问题:
两个集合,分别含有一定数量的元素,如何快速得到两个集合的合集?
举例:
给定两个集合List<String> list1和List<String> list2,假定两个集合分别具有m和n个元素,要求得到他们的全集(实际上就是去重复)。
说明:
1.以String作为集合中元素的类型,如果是自定义的数据结构,需要重写equals方法
2.输入参数:第一个集合list1,第二个集合list2
3.输出参数:合集的集合结果
实现:
方法一:集合减法
全集、交集和差集:这三者使用相同的方法下,可以知二得三。全集=交集+差集(2);交集=全集-差集;差集=全集-交集。 因此,使用上一篇文章(集合 求交集 求差集 高效 算法 性能对比 与 分析 JAVA)中得到的交集和差集,我们可以直接得到全集。同时基于文章求交集和差集的各种思路,我们也能稍作改动得到全集的求解方法。
例如:先求交集再去掉交集
public static List<String> getDiff(List<String> listA, List<String> listB) {
List<String> dif = new ArrayList<>();//交集
List<String> res = new ArrayList<>();//不同的元素
dif.addAll(listA);
//先求出两个list的交集;
dif.retainAll(listB);
res.addAll(listA);
res.addAll(listB);
//用合集去掉交集,就是不同的元素;
res.removeAll(dif);
return res;
}
例如一种比较差的实现:
对于有序的数据,我们就可以使用快速查找的算法,比如设置指针 i 和 j ,分别交替比较一轮,即可得到全集,相应的时间复杂度和空间复杂度是 O(m+n) ~ O(1) 。因此,对于未排序数据可以先对于list1和list2先进行排序,此时使用快速排序等高性能算法,然后执行上述操作。
方式二:遍历所有元素
private static List<String> getAll(List<String> list1, List<String> list2) {
List<String> all = new ArrayList<String>(list1);
for (String str : list2) {
if (!list1.contains(str)) {
all.add(str);
}
}
return all;
}
方法三:使用set合并去重
利用set数据结构不会存储重复的元素的特性实现元素去重复,得到全集。
public static List<String> getAll2(List<String> listA, List<String> listB) {
Set<String> set = new HashSet<>(listA);
set.addAll(listB);
List<String> list = new ArrayList<>(set);
return list;
}
此处的 addAll() 相当于遍历 listB 中的每个元素并分别执行 add() 操作。
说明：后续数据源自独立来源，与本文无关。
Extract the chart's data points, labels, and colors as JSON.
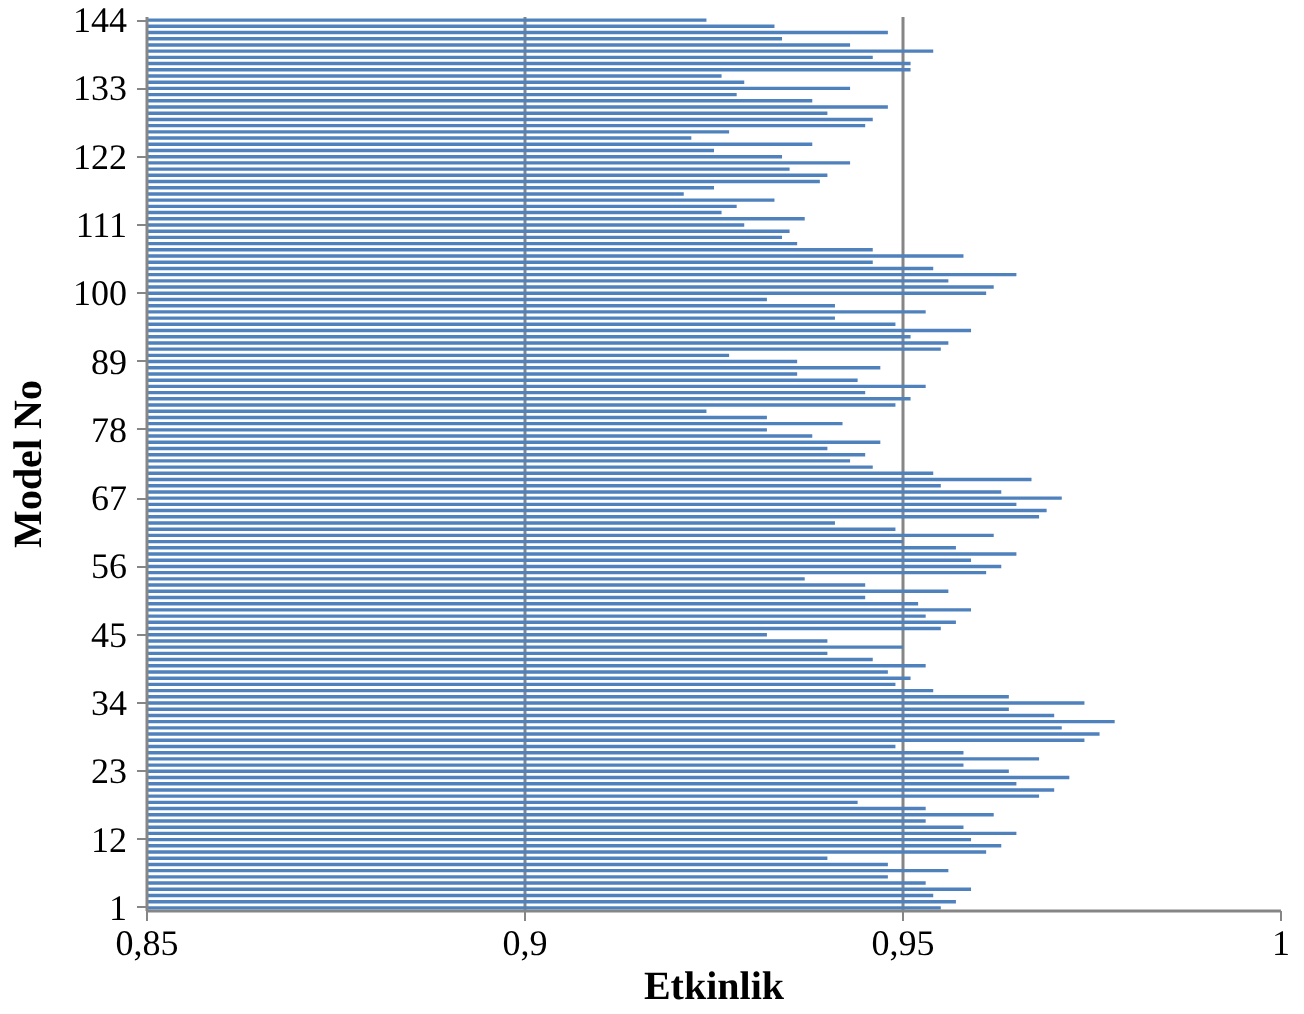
{
  "chart_data": {
    "type": "bar",
    "orientation": "horizontal",
    "xlabel": "Etkinlik",
    "ylabel": "Model No",
    "categories": [
      "144",
      null,
      null,
      null,
      null,
      null,
      null,
      null,
      null,
      null,
      null,
      "133",
      null,
      null,
      null,
      null,
      null,
      null,
      null,
      null,
      null,
      null,
      "122",
      null,
      null,
      null,
      null,
      null,
      null,
      null,
      null,
      null,
      null,
      "111",
      null,
      null,
      null,
      null,
      null,
      null,
      null,
      null,
      null,
      null,
      "100",
      null,
      null,
      null,
      null,
      null,
      null,
      null,
      null,
      null,
      null,
      "89",
      null,
      null,
      null,
      null,
      null,
      null,
      null,
      null,
      null,
      null,
      "78",
      null,
      null,
      null,
      null,
      null,
      null,
      null,
      null,
      null,
      null,
      "67",
      null,
      null,
      null,
      null,
      null,
      null,
      null,
      null,
      null,
      null,
      "56",
      null,
      null,
      null,
      null,
      null,
      null,
      null,
      null,
      null,
      null,
      "45",
      null,
      null,
      null,
      null,
      null,
      null,
      null,
      null,
      null,
      null,
      "34",
      null,
      null,
      null,
      null,
      null,
      null,
      null,
      null,
      null,
      null,
      "23",
      null,
      null,
      null,
      null,
      null,
      null,
      null,
      null,
      null,
      null,
      "12",
      null,
      null,
      null,
      null,
      null,
      null,
      null,
      null,
      null,
      null,
      "1"
    ],
    "values": [
      0.924,
      0.933,
      0.948,
      0.934,
      0.943,
      0.954,
      0.946,
      0.951,
      0.951,
      0.926,
      0.929,
      0.943,
      0.928,
      0.938,
      0.948,
      0.94,
      0.946,
      0.945,
      0.927,
      0.922,
      0.938,
      0.925,
      0.934,
      0.943,
      0.935,
      0.94,
      0.939,
      0.925,
      0.921,
      0.933,
      0.928,
      0.926,
      0.937,
      0.929,
      0.935,
      0.934,
      0.936,
      0.946,
      0.958,
      0.946,
      0.954,
      0.965,
      0.956,
      0.962,
      0.961,
      0.932,
      0.941,
      0.953,
      0.941,
      0.949,
      0.959,
      0.951,
      0.956,
      0.955,
      0.927,
      0.936,
      0.947,
      0.936,
      0.944,
      0.953,
      0.945,
      0.951,
      0.949,
      0.924,
      0.932,
      0.942,
      0.932,
      0.938,
      0.947,
      0.94,
      0.945,
      0.943,
      0.946,
      0.954,
      0.967,
      0.955,
      0.963,
      0.971,
      0.965,
      0.969,
      0.968,
      0.941,
      0.949,
      0.962,
      0.95,
      0.957,
      0.965,
      0.959,
      0.963,
      0.961,
      0.937,
      0.945,
      0.956,
      0.945,
      0.952,
      0.959,
      0.953,
      0.957,
      0.955,
      0.932,
      0.94,
      0.95,
      0.94,
      0.946,
      0.953,
      0.948,
      0.951,
      0.949,
      0.954,
      0.964,
      0.974,
      0.964,
      0.97,
      0.978,
      0.971,
      0.976,
      0.974,
      0.949,
      0.958,
      0.968,
      0.958,
      0.964,
      0.972,
      0.965,
      0.97,
      0.968,
      0.944,
      0.953,
      0.962,
      0.953,
      0.958,
      0.965,
      0.959,
      0.963,
      0.961,
      0.94,
      0.948,
      0.956,
      0.948,
      0.953,
      0.959,
      0.954,
      0.957,
      0.955
    ],
    "color": "#4f81bd",
    "xlim": [
      0.85,
      1
    ],
    "xticks": [
      {
        "value": 0.85,
        "label": "0,85"
      },
      {
        "value": 0.9,
        "label": "0,9"
      },
      {
        "value": 0.95,
        "label": "0,95"
      },
      1
    ],
    "grid": "x"
  }
}
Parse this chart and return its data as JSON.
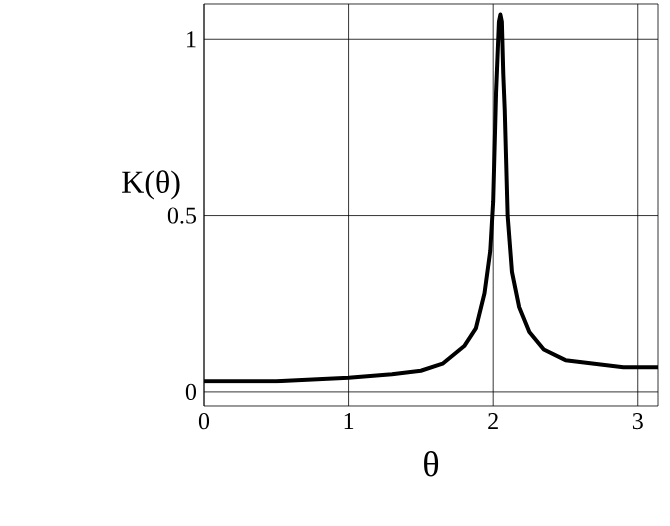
{
  "chart_data": {
    "type": "line",
    "xlabel": "θ",
    "ylabel": "K(θ)",
    "xlim": [
      0,
      3.14
    ],
    "ylim": [
      -0.04,
      1.1
    ],
    "xticks": [
      0,
      1,
      2,
      3
    ],
    "yticks": [
      0,
      0.5,
      1
    ],
    "grid": true,
    "series": [
      {
        "color": "#000000",
        "x": [
          0,
          0.5,
          1,
          1.3,
          1.5,
          1.65,
          1.8,
          1.88,
          1.94,
          1.98,
          2.0,
          2.02,
          2.04,
          2.05,
          2.06,
          2.07,
          2.08,
          2.1,
          2.13,
          2.18,
          2.25,
          2.35,
          2.5,
          2.7,
          2.9,
          3.14
        ],
        "values": [
          0.03,
          0.03,
          0.04,
          0.05,
          0.06,
          0.08,
          0.13,
          0.18,
          0.28,
          0.4,
          0.54,
          0.85,
          1.05,
          1.07,
          1.05,
          0.9,
          0.8,
          0.5,
          0.34,
          0.24,
          0.17,
          0.12,
          0.09,
          0.08,
          0.07,
          0.07
        ]
      }
    ]
  }
}
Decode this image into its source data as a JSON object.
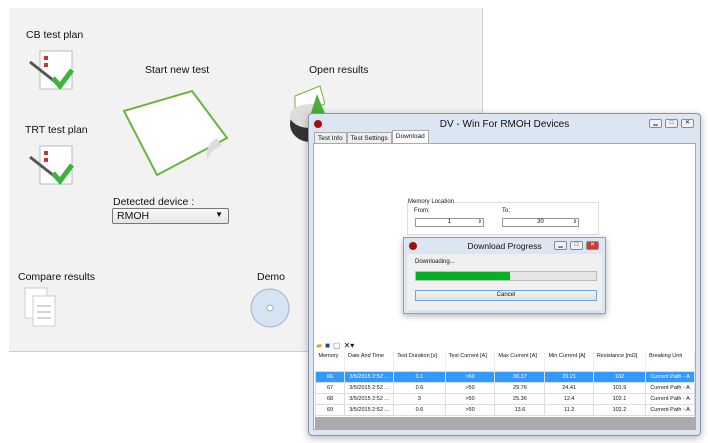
{
  "main": {
    "cb_test_plan": "CB test plan",
    "trt_test_plan": "TRT test plan",
    "start_new_test": "Start new test",
    "open_results": "Open results",
    "detected_device_label": "Detected device :",
    "detected_device_value": "RMOH",
    "compare_results": "Compare results",
    "demo": "Demo"
  },
  "window": {
    "title": "DV - Win For RMOH Devices",
    "tabs": [
      "Test Info",
      "Test Settings",
      "Download"
    ],
    "active_tab": "Download",
    "memory_location": "Memory Location",
    "from_label": "From:",
    "from_value": "1",
    "to_label": "To:",
    "to_value": "30",
    "columns": [
      "Memory",
      "Date And Time",
      "Test Duration [s]",
      "Test Current [A]",
      "Max Current [A]",
      "Min Current [A]",
      "Resistance [mΩ]",
      "Breaking Unit"
    ],
    "rows": [
      [
        "66",
        "3/5/2015 2:52 ...",
        "0.1",
        ">50",
        "30.37",
        "29.21",
        "102",
        "Current Path - A"
      ],
      [
        "67",
        "3/5/2015 2:52 ...",
        "0.6",
        ">50",
        "29.76",
        "24.41",
        "101.9",
        "Current Path - A"
      ],
      [
        "68",
        "3/5/2015 2:52 ...",
        "3",
        ">50",
        "25.36",
        "12.4",
        "102.1",
        "Current Path - A"
      ],
      [
        "69",
        "3/5/2015 2:52 ...",
        "0.6",
        ">50",
        "13.6",
        "11.2",
        "102.2",
        "Current Path - A"
      ]
    ],
    "selected_row": 0
  },
  "progress": {
    "title": "Download Progress",
    "status": "Downloading...",
    "percent": 52,
    "cancel": "Cancel"
  },
  "colors": {
    "progress": "#06b025",
    "selection": "#3399ff",
    "accent_green": "#6cb33f"
  }
}
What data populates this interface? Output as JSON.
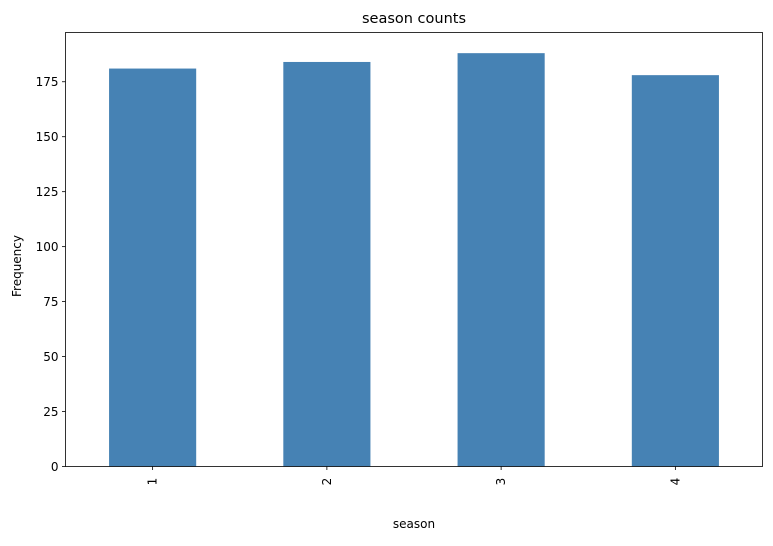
{
  "chart_data": {
    "type": "bar",
    "title": "season counts",
    "xlabel": "season",
    "ylabel": "Frequency",
    "categories": [
      "1",
      "2",
      "3",
      "4"
    ],
    "values": [
      181,
      184,
      188,
      178
    ],
    "ylim": [
      0,
      197.4
    ],
    "yticks": [
      0,
      25,
      50,
      75,
      100,
      125,
      150,
      175
    ],
    "ytick_labels": [
      "0",
      "25",
      "50",
      "75",
      "100",
      "125",
      "150",
      "175"
    ],
    "grid": false,
    "legend": "none",
    "x_tick_rotation": "vertical",
    "bar_color": "#4682b4"
  }
}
同样也可以不用一个list直接初始化,使用两次 addAll() :
Set<String> set = new HashSet<>();
set.addAll(listA);
set.addAll(listB);
addAll() 方法的源码实现:
/**
* Appends all of the elements in the specified collection to the end of
* this list, in the order that they are returned by the
* specified collection's Iterator. The behavior of this operation is
* undefined if the specified collection is modified while the operation
* is in progress. (This implies that the behavior of this call is
* undefined if the specified collection is this list, and this
* list is nonempty.)
*
* @param c collection containing elements to be added to this list
* @return <tt>true</tt> if this list changed as a result of the call
* @throws NullPointerException if the specified collection is null
*/
public boolean addAll(Collection<? extends E> c) {
Object[] a = c.toArray();
int numNew = a.length;
ensureCapacityInternal(size + numNew); // Increments modCount
System.arraycopy(a, 0, elementData, size, numNew);
size += numNew;
return numNew != 0;
}
其中,arraycopy调用了底层封装函数:
/**
* Copies an array from the specified source array, beginning at the
* specified position, to the specified position of the destination array.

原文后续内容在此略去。